From the Gulf to the Campaign Trail, Britain's Search for Leverage

From the Gulf to the Campaign Trail, Britain's Search for Leverage
Photo by Annie Spratt on Unsplash

Editorial digest April 09, 2026
Last updated : 00:42

Keir Starmer landed in Saudi Arabia on Wednesday with a message calibrated for two audiences at once. To Gulf allies nervous about Washington's unpredictability, the prime minister offered Britain as a steady hand — a country ready to help reopen the Strait of Hormuz and broker calm where Donald Trump's erratic posture has sown doubt. To voters back home, the trip was designed to project something Labour has struggled to convey since taking office: purpose.

The Hormuz crisis gives Starmer a rare opening. With Iranian reports suggesting the strait closed again hours after a supposed ceasefire, the waterway that carries roughly a fifth of the world's oil remains a live flashpoint. Britain's naval presence in the Gulf is modest compared to America's, but that may be beside the point. What regional powers want right now is a counterpart who picks up the phone, follows through, and doesn't reverse course via social media at 3am. Starmer is betting that reliability itself is a form of leverage — and that Gulf states, rattled by Trump's transactional diplomacy, will take it seriously.

Whether the strategy translates into tangible results is another matter. Britain cannot unilaterally guarantee freedom of navigation, nor does it have the economic heft to reshape Tehran's calculations. But the symbolism matters. Starmer is explicitly mirroring the coalition-building approach he attempted on Ukraine, suggesting Downing Street sees a template: assemble willing partners, define a framework, present it as the grown-up alternative to American chaos. It is diplomacy as brand positioning — and for a prime minister whose domestic approval ratings remain stubbornly flat, any sign of international stature is welcome.

The campaign trail heats up — separately

Back home, the political energy is splintering across the devolved nations in ways Westminster often ignores. The Welsh Lib Dems launched their Senedd campaign with a pledge of £300 million for social care — a significant sum for a party that holds just one seat in the current chamber. Jane Dodds's pitch is less about winning outright than about leverage after 7 May, positioning the Lib Dems as kingmakers in a fragmented parliament. In a country where social care provision has become visibly threadbare, the promise is well targeted. Whether the money would materialise in coalition negotiations is the eternal Lib Dem question.

North of the border, Scottish Labour is playing a different game entirely. Anas Sarwar's pledge to spend £30 million guaranteeing artists a living wage borrows directly from Ireland's basic income pilot for creatives — a scheme that has drawn praise and scepticism in roughly equal measure. The politics are shrewd: Scotland's cultural sector has felt squeezed under the SNP, and Labour is positioning itself as the party that takes the creative economy seriously rather than treating it as a nice-to-have. If Labour wins at Holyrood, this would be one of the most distinctive cultural policies anywhere in the UK. It also signals that Sarwar wants to differentiate Scottish Labour from the London party, offering policies with a distinctly different flavour from Starmer's more cautious centrism.
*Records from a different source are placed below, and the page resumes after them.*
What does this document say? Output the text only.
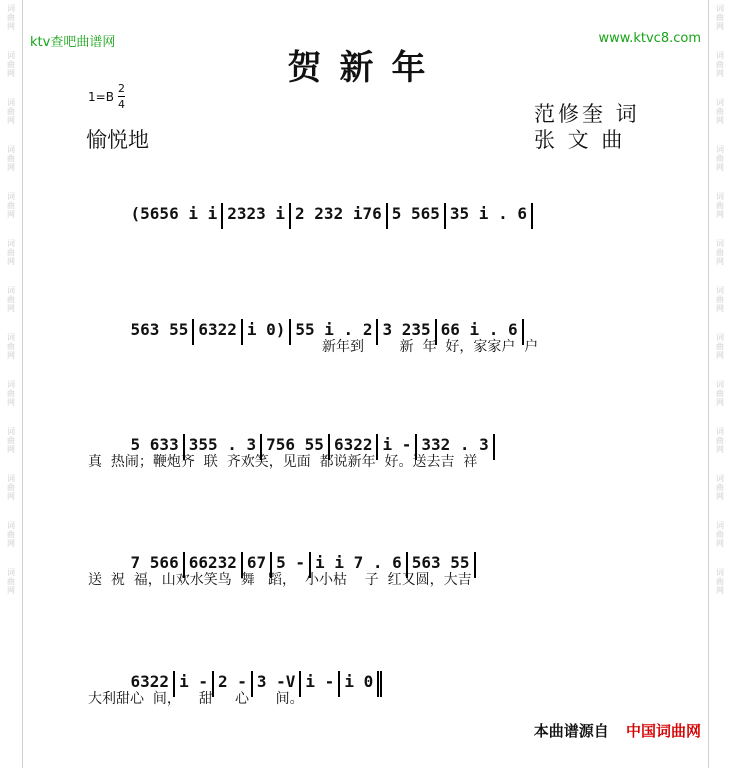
词
曲
网
词
曲
网
词
曲
网
词
曲
网
词
曲
网
词
曲
网
词
曲
网
词
曲
网
词
曲
网
词
曲
网
词
曲
网
词
曲
网
词
曲
网
词
曲
网
词
曲
网
词
曲
网
词
曲
网
词
曲
网
词
曲
网
词
曲
网
词
曲
网
词
曲
网
词
曲
网
词
曲
网
词
曲
网
词
曲
网
ktv查吧曲谱网	www.ktvc8.com
贺新年
1=B
2
4
愉悦地
范修奎 词
张 文 曲

(5656 i i 2323 i 2 232 i76 5 565 35 i . 6

563 55 6322 i 0) 55 i . 2 3 235 66 i . 6

新年到        新  年  好，家家户  户

5 633 355 . 3 756 55 6322 i - 332 . 3

真  热闹；鞭炮齐  联  齐欢笑，见面  都说新年  好。送去吉  祥

7 566 66232 67 5 - i i 7 . 6 563 55

送  祝  福，山欢水笑鸟  舞   蹈，  小小枯    子  红又圆，大吉

6322 i - 2 - 3 -V i - i 0

大利甜心  间，    甜     心      间。
本曲谱源自 中国词曲网
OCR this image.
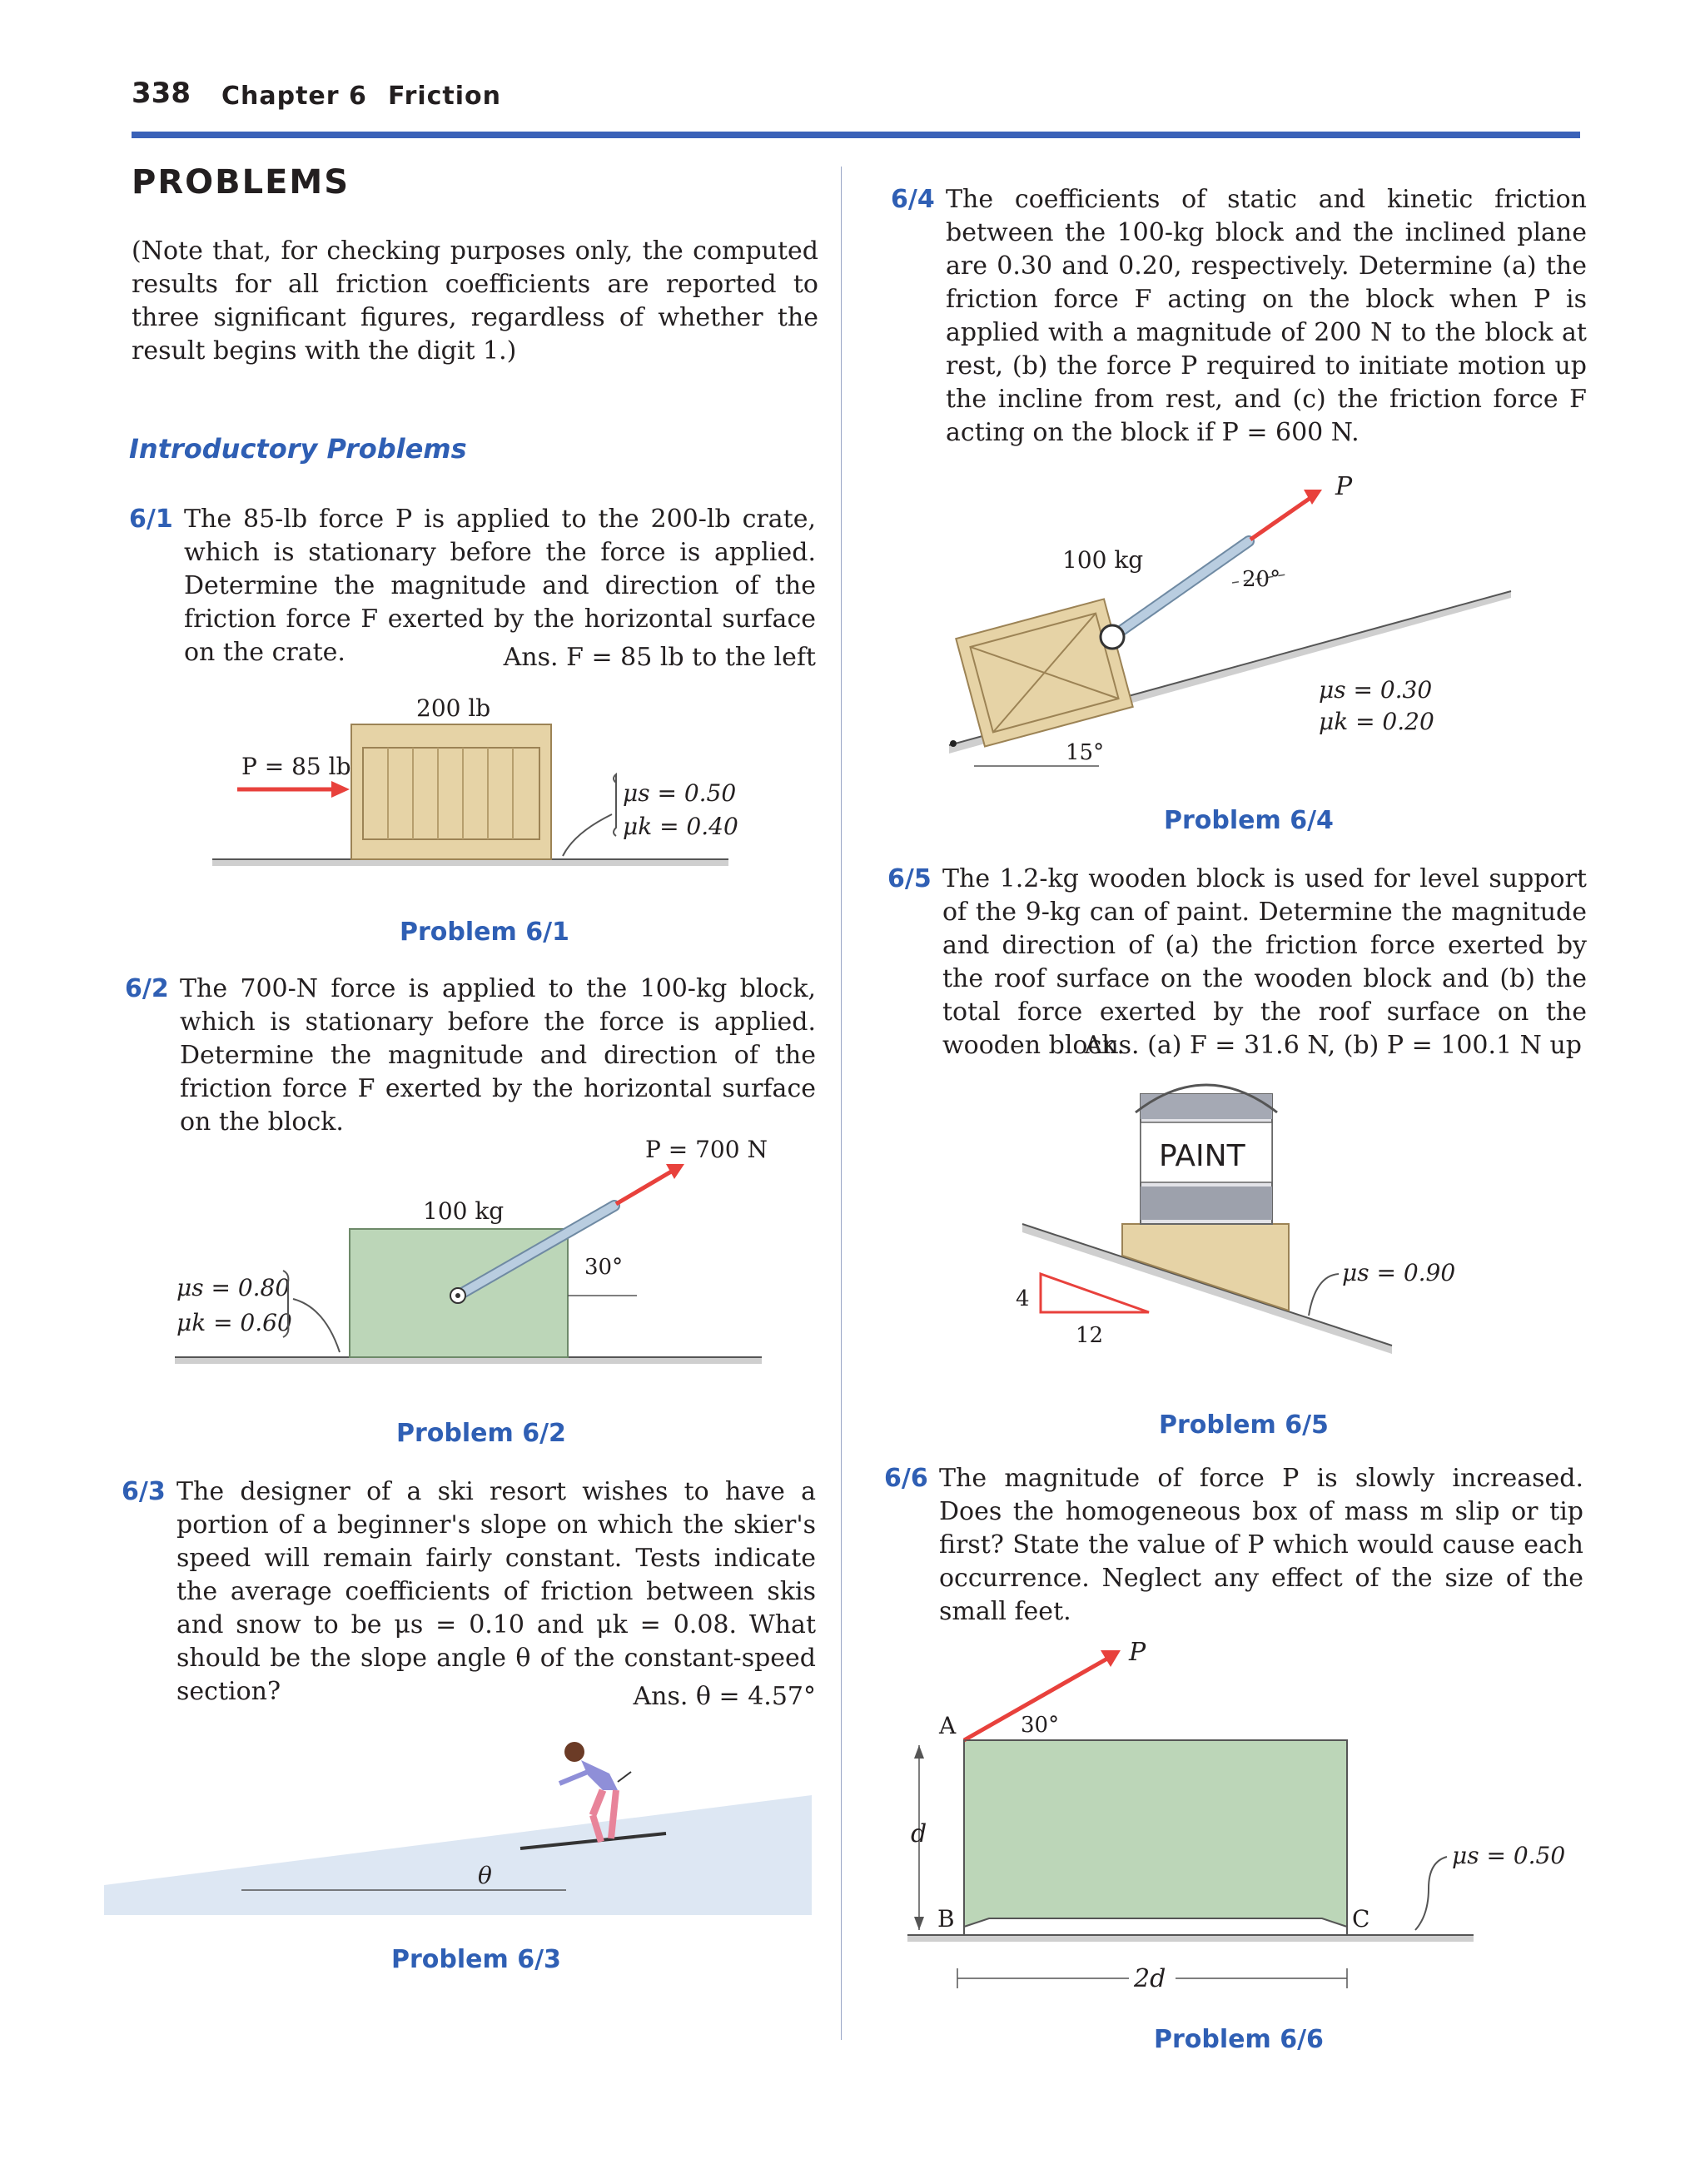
338 Chapter 6 Friction
PROBLEMS
(Note that, for checking purposes only, the computed results for all friction coefficients are reported to three significant figures, regardless of whether the result begins with the digit 1.)
Introductory Problems
6/1 The 85-lb force P is applied to the 200-lb crate, which is stationary before the force is applied. Determine the magnitude and direction of the friction force F exerted by the horizontal surface on the crate.	Ans. F = 85 lb to the left
200 lb
P = 85 lb
μs = 0.50
μk = 0.40
Problem 6/1
6/2 The 700-N force is applied to the 100-kg block, which is stationary before the force is applied. Determine the magnitude and direction of the friction force F exerted by the horizontal surface on the block.
P = 700 N
100 kg
30°
μs = 0.80
μk = 0.60
Problem 6/2
6/3 The designer of a ski resort wishes to have a portion of a beginner's slope on which the skier's speed will remain fairly constant. Tests indicate the average coefficients of friction between skis and snow to be μs = 0.10 and μk = 0.08. What should be the slope angle θ of the constant-speed section?	Ans. θ = 4.57°
θ
Problem 6/3
6/4 The coefficients of static and kinetic friction between the 100-kg block and the inclined plane are 0.30 and 0.20, respectively. Determine (a) the friction force F acting on the block when P is applied with a magnitude of 200 N to the block at rest, (b) the force P required to initiate motion up the incline from rest, and (c) the friction force F acting on the block if P = 600 N.
P
100 kg
20°
15°
μs = 0.30
μk = 0.20
Problem 6/4
6/5 The 1.2-kg wooden block is used for level support of the 9-kg can of paint. Determine the magnitude and direction of (a) the friction force exerted by the roof surface on the wooden block and (b) the total force exerted by the roof surface on the wooden block.
Ans. (a) F = 31.6 N, (b) P = 100.1 N up
PAINT
4
12
μs = 0.90
Problem 6/5
6/6 The magnitude of force P is slowly increased. Does the homogeneous box of mass m slip or tip first? State the value of P which would cause each occurrence. Neglect any effect of the size of the small feet.
P
30°
A
B	C
d
2d
μs = 0.50
Problem 6/6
Reform's twin provocations

Then there is Reform UK, which managed to generate two separate controversies in a single news cycle. The party announced it would deny visas to nationals of African and Caribbean countries that support slavery reparations at the United Nations — a proposal so bluntly punitive it reads less like policy than like a social media post given a press release format. The intent is obvious: keep immigration and culture-war issues at the top of the news cycle ahead of local elections, and force other parties to respond on Reform's chosen terrain.

More quietly but perhaps more consequentially, the party confirmed a £4 million donation from Ben Delo, a British crypto billionaire based in Hong Kong. Delo was convicted in the US for failing to implement adequate anti-money-laundering controls at BitMEX, then pardoned by Trump. He describes himself as a champion of free speech. The donation — made before the government's new cap on overseas political contributions — underscores how comfortably Reform has positioned itself as the party of choice for wealthy libertarians with grievances against the regulatory state. It also raises a question the party would rather avoid: when your largest donor was convicted of precisely the kind of financial oversight failures that regulators exist to prevent, what does that say about your attitude to governance?

What it all adds up to

Wednesday's headlines, taken together, sketch a portrait of a country pulling in several directions at once. A Labour prime minister seeking relevance abroad while his party campaigns on domestic care and culture at home. An opposition insurgency funded by offshore crypto wealth and fuelled by deliberately incendiary proposals. And devolved elections that remind us British politics is not one story but several, running in parallel, often talking past each other.

The thread connecting all of it is leverage — who has it, who wants it, and what they are willing to say or spend to get it.